Whatever its cause, anemia may make the body function poorly because it does not get enough oxygen from the blood. People who are anemic often feel weak, tired, run down, breathless, and sometimes faint after exercise, or in severe cases, at rest.
Anemia can take a variety of forms. Iron-deficiency anemia, in which the body cannot manufacture enough of the oxygen-bearing, iron-containing blood protein, hemoglobin, is the commonest kind of anemia; treatment includes iron supplements. Folic-acid deficiency, usually the result of inadequacies of diet or the body’s inability to absorb folic acid, can also cause anemia; it is readily treated with folic-acid supplements.
Pernicious anemia, caused by a lack of vitamin B12 in the diet, or by the inability of the intestine to absorb the vitamin because of the absence of a special protein called intrinsic factor, is more serious; treatment for this condition involves the periodic injection of vitamin B12.
Can X Rays Produce Anemia?
Heavy or repeated exposure to X rays, radioactive substances, microwaves, and other high-energy emissions can produce a condition known as aplastic anemia. After such exposure, the bone marrow may produce fewer red and white blood cells. The deficiency of red cells causes the classic symptoms of anemia, while the reduced number of white cells increases the risk of infection.

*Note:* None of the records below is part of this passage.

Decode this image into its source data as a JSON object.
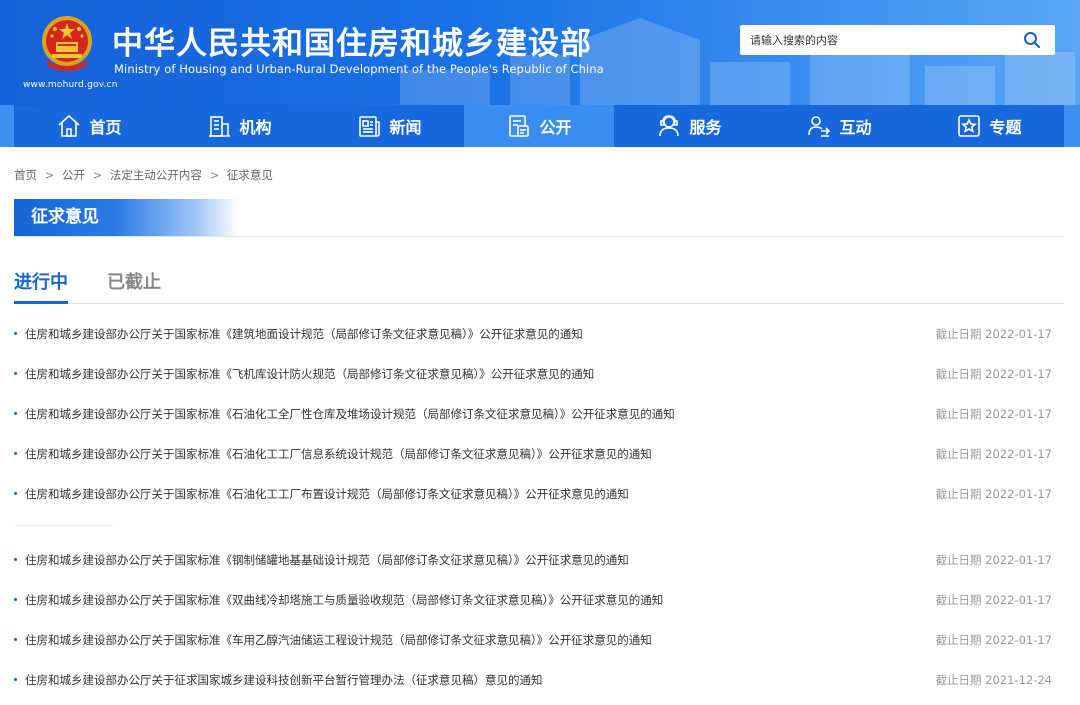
{
  "header": {
    "title_cn": "中华人民共和国住房和城乡建设部",
    "title_en": "Ministry of Housing and Urban-Rural Development of the People's Republic of China",
    "site_url": "www.mohurd.gov.cn",
    "search": {
      "placeholder": "请输入搜索的内容"
    }
  },
  "nav": {
    "items": [
      {
        "label": "首页",
        "icon": "home-icon"
      },
      {
        "label": "机构",
        "icon": "building-icon"
      },
      {
        "label": "新闻",
        "icon": "news-icon"
      },
      {
        "label": "公开",
        "icon": "disclosure-icon",
        "active": true
      },
      {
        "label": "服务",
        "icon": "service-icon"
      },
      {
        "label": "互动",
        "icon": "interaction-icon"
      },
      {
        "label": "专题",
        "icon": "topic-star-icon"
      }
    ]
  },
  "breadcrumb": {
    "items": [
      "首页",
      "公开",
      "法定主动公开内容",
      "征求意见"
    ],
    "separator": ">"
  },
  "section": {
    "title": "征求意见"
  },
  "tabs": {
    "active": "进行中",
    "inactive": "已截止"
  },
  "list": {
    "date_prefix": "截止日期",
    "items": [
      {
        "title": "住房和城乡建设部办公厅关于国家标准《建筑地面设计规范（局部修订条文征求意见稿）》公开征求意见的通知",
        "date": "2022-01-17"
      },
      {
        "title": "住房和城乡建设部办公厅关于国家标准《飞机库设计防火规范（局部修订条文征求意见稿）》公开征求意见的通知",
        "date": "2022-01-17"
      },
      {
        "title": "住房和城乡建设部办公厅关于国家标准《石油化工全厂性仓库及堆场设计规范（局部修订条文征求意见稿）》公开征求意见的通知",
        "date": "2022-01-17"
      },
      {
        "title": "住房和城乡建设部办公厅关于国家标准《石油化工工厂信息系统设计规范（局部修订条文征求意见稿）》公开征求意见的通知",
        "date": "2022-01-17"
      },
      {
        "title": "住房和城乡建设部办公厅关于国家标准《石油化工工厂布置设计规范（局部修订条文征求意见稿）》公开征求意见的通知",
        "date": "2022-01-17"
      },
      {
        "title": "住房和城乡建设部办公厅关于国家标准《钢制储罐地基基础设计规范（局部修订条文征求意见稿）》公开征求意见的通知",
        "date": "2022-01-17"
      },
      {
        "title": "住房和城乡建设部办公厅关于国家标准《双曲线冷却塔施工与质量验收规范（局部修订条文征求意见稿）》公开征求意见的通知",
        "date": "2022-01-17"
      },
      {
        "title": "住房和城乡建设部办公厅关于国家标准《车用乙醇汽油储运工程设计规范（局部修订条文征求意见稿）》公开征求意见的通知",
        "date": "2022-01-17"
      },
      {
        "title": "住房和城乡建设部办公厅关于征求国家城乡建设科技创新平台暂行管理办法（征求意见稿）意见的通知",
        "date": "2021-12-24"
      }
    ]
  },
  "colors": {
    "brand_blue": "#1668dc",
    "nav_active": "#3a8ef2",
    "tab_active": "#1566d6",
    "date_gray": "#999999"
  }
}
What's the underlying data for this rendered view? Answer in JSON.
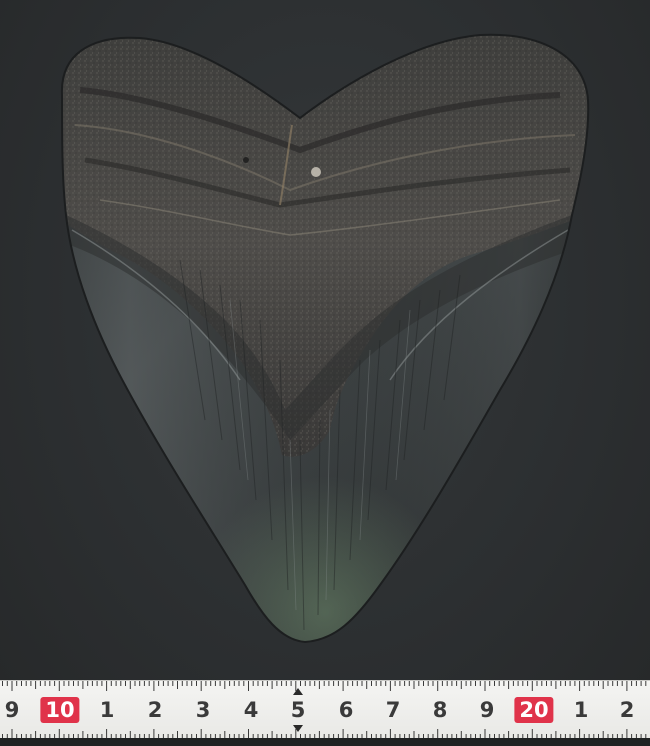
{
  "photo": {
    "subject": "fossil-shark-tooth",
    "background_color": "#2c2f31",
    "tooth_blade_color": "#3b3f40",
    "tooth_root_color": "#4a4845"
  },
  "ruler": {
    "labels": [
      "9",
      "10",
      "1",
      "2",
      "3",
      "4",
      "5",
      "6",
      "7",
      "8",
      "9",
      "20",
      "1",
      "2"
    ],
    "highlight_color": "#e0334a"
  }
}
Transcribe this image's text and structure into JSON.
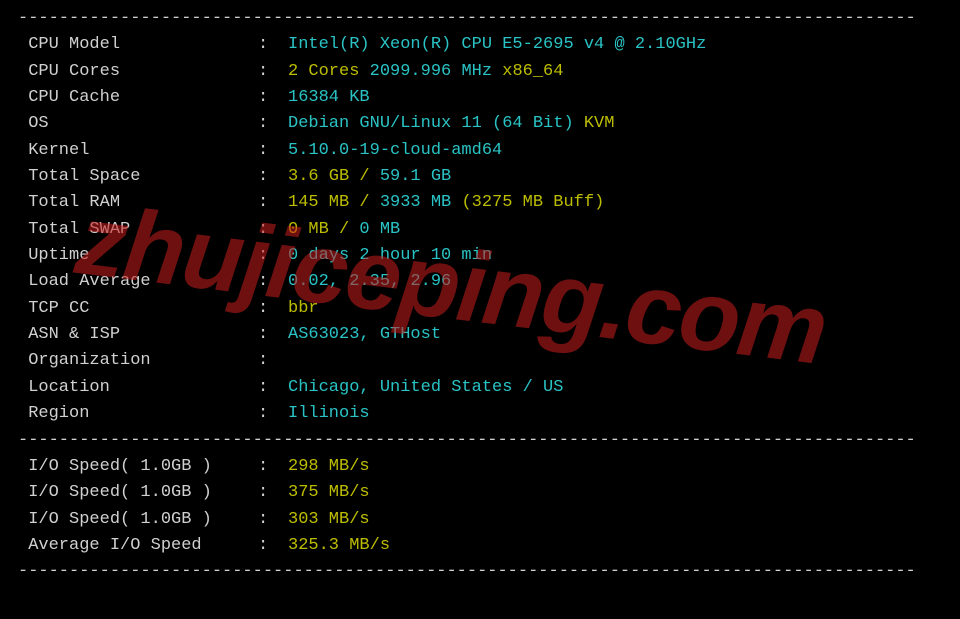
{
  "hr": "----------------------------------------------------------------------------------------",
  "rows1": [
    {
      "label": "CPU Model",
      "parts": [
        {
          "t": "Intel(R) Xeon(R) CPU E5-2695 v4 @ 2.10GHz",
          "c": "cyan"
        }
      ]
    },
    {
      "label": "CPU Cores",
      "parts": [
        {
          "t": "2 Cores ",
          "c": "yellow"
        },
        {
          "t": "2099.996 MHz ",
          "c": "cyan"
        },
        {
          "t": "x86_64",
          "c": "yellow"
        }
      ]
    },
    {
      "label": "CPU Cache",
      "parts": [
        {
          "t": "16384 KB",
          "c": "cyan"
        }
      ]
    },
    {
      "label": "OS",
      "parts": [
        {
          "t": "Debian GNU/Linux 11 (64 Bit) ",
          "c": "cyan"
        },
        {
          "t": "KVM",
          "c": "yellow"
        }
      ]
    },
    {
      "label": "Kernel",
      "parts": [
        {
          "t": "5.10.0-19-cloud-amd64",
          "c": "cyan"
        }
      ]
    },
    {
      "label": "Total Space",
      "parts": [
        {
          "t": "3.6 GB / ",
          "c": "yellow"
        },
        {
          "t": "59.1 GB",
          "c": "cyan"
        }
      ]
    },
    {
      "label": "Total RAM",
      "parts": [
        {
          "t": "145 MB / ",
          "c": "yellow"
        },
        {
          "t": "3933 MB ",
          "c": "cyan"
        },
        {
          "t": "(3275 MB Buff)",
          "c": "yellow"
        }
      ]
    },
    {
      "label": "Total SWAP",
      "parts": [
        {
          "t": "0 MB / ",
          "c": "yellow"
        },
        {
          "t": "0 MB",
          "c": "cyan"
        }
      ]
    },
    {
      "label": "Uptime",
      "parts": [
        {
          "t": "0 days 2 hour 10 min",
          "c": "cyan"
        }
      ]
    },
    {
      "label": "Load Average",
      "parts": [
        {
          "t": "0.02, 2.35, 2.96",
          "c": "cyan"
        }
      ]
    },
    {
      "label": "TCP CC",
      "parts": [
        {
          "t": "bbr",
          "c": "yellow"
        }
      ]
    },
    {
      "label": "ASN & ISP",
      "parts": [
        {
          "t": "AS63023, GTHost",
          "c": "cyan"
        }
      ]
    },
    {
      "label": "Organization",
      "parts": []
    },
    {
      "label": "Location",
      "parts": [
        {
          "t": "Chicago, United States / US",
          "c": "cyan"
        }
      ]
    },
    {
      "label": "Region",
      "parts": [
        {
          "t": "Illinois",
          "c": "cyan"
        }
      ]
    }
  ],
  "rows2": [
    {
      "label": "I/O Speed( 1.0GB )",
      "parts": [
        {
          "t": "298 MB/s",
          "c": "yellow"
        }
      ]
    },
    {
      "label": "I/O Speed( 1.0GB )",
      "parts": [
        {
          "t": "375 MB/s",
          "c": "yellow"
        }
      ]
    },
    {
      "label": "I/O Speed( 1.0GB )",
      "parts": [
        {
          "t": "303 MB/s",
          "c": "yellow"
        }
      ]
    },
    {
      "label": "Average I/O Speed",
      "parts": [
        {
          "t": "325.3 MB/s",
          "c": "yellow"
        }
      ]
    }
  ],
  "watermark": "zhujiceping.com"
}
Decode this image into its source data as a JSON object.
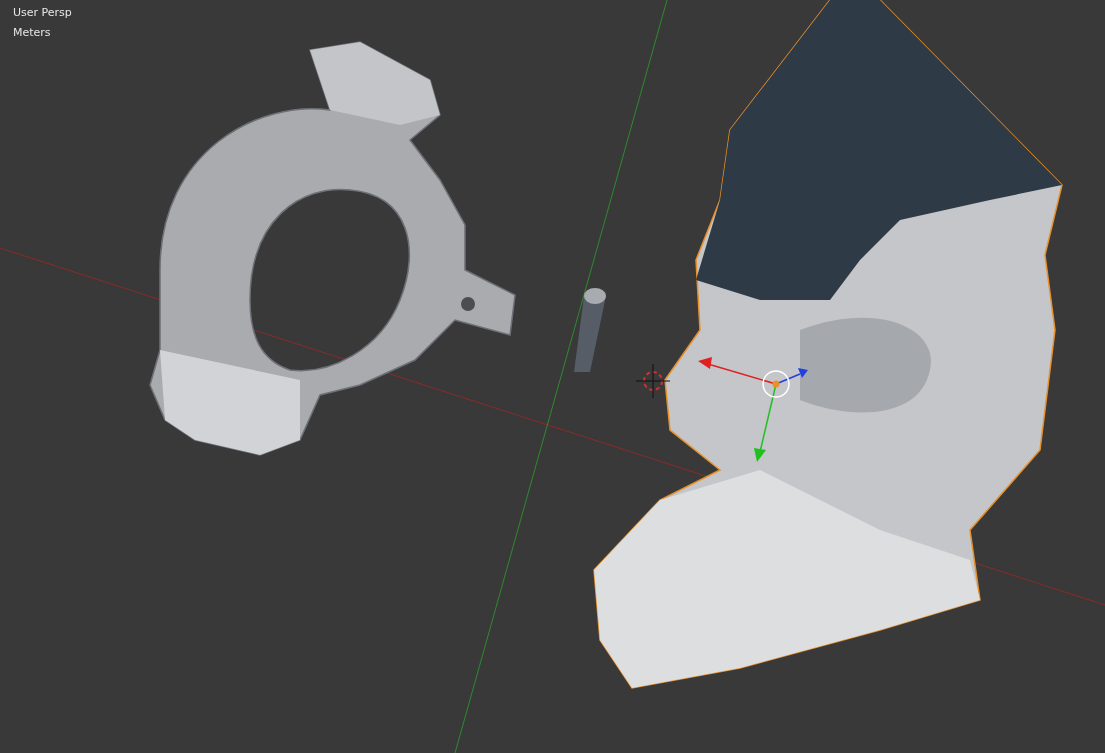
{
  "viewport": {
    "view_label": "User Persp",
    "units_label": "Meters"
  }
}
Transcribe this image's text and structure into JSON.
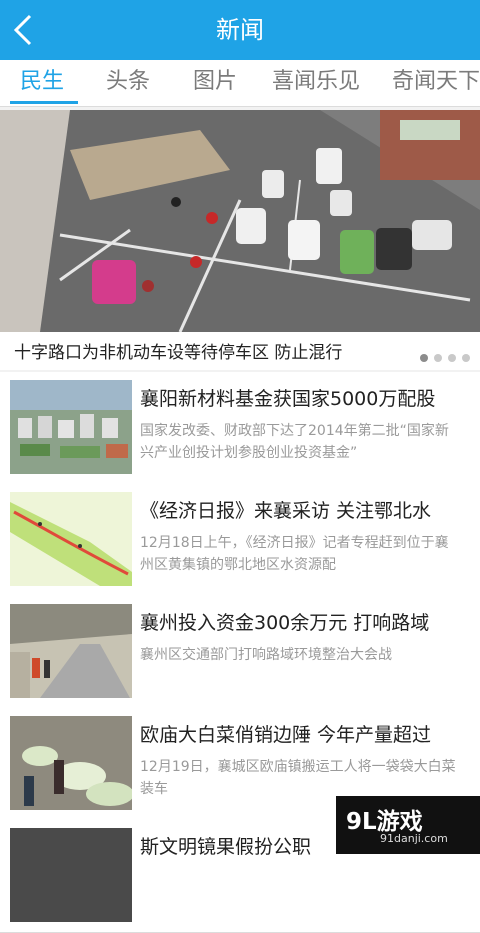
{
  "header": {
    "title": "新闻",
    "back_icon": "chevron-left-icon",
    "color": "#1fa3e6"
  },
  "tabs": [
    {
      "label": "民生",
      "active": true
    },
    {
      "label": "头条",
      "active": false
    },
    {
      "label": "图片",
      "active": false
    },
    {
      "label": "喜闻乐见",
      "active": false
    },
    {
      "label": "奇闻天下",
      "active": false
    }
  ],
  "hero": {
    "caption": "十字路口为非机动车设等待停车区 防止混行",
    "pages": 4,
    "current_page": 1
  },
  "news": [
    {
      "title": "襄阳新材料基金获国家5000万配股",
      "desc": "国家发改委、财政部下达了2014年第二批“国家新兴产业创投计划参股创业投资基金”"
    },
    {
      "title": "《经济日报》来襄采访 关注鄂北水",
      "desc": "12月18日上午，《经济日报》记者专程赶到位于襄州区黄集镇的鄂北地区水资源配"
    },
    {
      "title": "襄州投入资金300余万元 打响路域",
      "desc": "襄州区交通部门打响路域环境整治大会战"
    },
    {
      "title": "欧庙大白菜俏销边陲 今年产量超过",
      "desc": "12月19日，襄城区欧庙镇搬运工人将一袋袋大白菜装车"
    },
    {
      "title": "斯文明镜果假扮公职",
      "desc": ""
    }
  ],
  "watermark": {
    "logo": "9L游戏",
    "url": "91danji.com"
  }
}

Aplastic anemia may also develop from other causes such as exposure to benzene, arsenic, gold compounds, and other toxic chemicals. In some cases, drugs taken for other disorders lead to aplastic anemia, and your doctor may try to reduce the dosage or substitute another drug.
Are Some People More Vulnerable to Anemia Than Others?
Sickle-cell anemia occurs most frequently in people of African descent, while Cooley’s anemia is almost entirely confined to those of Mediterranean descent. Both types of anemia are caused by a genetic mutation that produces no symptoms unless a person has inherited the mutant gene from both parents. At present, there is treatment but no cure for sickle-cell anemia. The only means of prevention is genetic counseling.
Victims of Cooley’s anemia not only produce abnormally small quantities of hemoglobin, but their red cells are uncommonly thin and fragile. The prognosis for children born with the disorder is poor, although periodic blood transfusions can prolong life.
Can Anyone Get Hemophilia?
Most people need not worry about hemophilia. This hereditary disease, whose victims can bleed to death from a seemingly minor injury because their blood does not clot properly, afflicts only 1 male out of 10,000 in the United States. Nearly all those who suffer from it are men because hemophilia is the result of a defective gene attached to the X chromosome, one of two chromosome, and if that one carries a defective clotting gene, they are certain to have hemophilia.
Women, however, have two X chromosomes; a defective clotting gene on one of them is usually counterbalanced by a normal gene on the other. Thus women suffer from hemophilia only if they inherit two defective genes, one from each parent.
Most hemophiliac used to die in infancy. Now, however, they are likely to live to adulthood – and thus to marry and pass on their hemophilia gene. How is this possible? Because scientists can now obtain the purified missing clotting factor from the blood of normal donors and inject it into hemophiliacs.
This development does not mean that victims of the disease can lead normal lives. They may require many injections of clotting factor every year, at a cost of thousands of dollars. They also face special hazards when they need surgery or dental care. And they must restrict their activities sharply to avoid injury.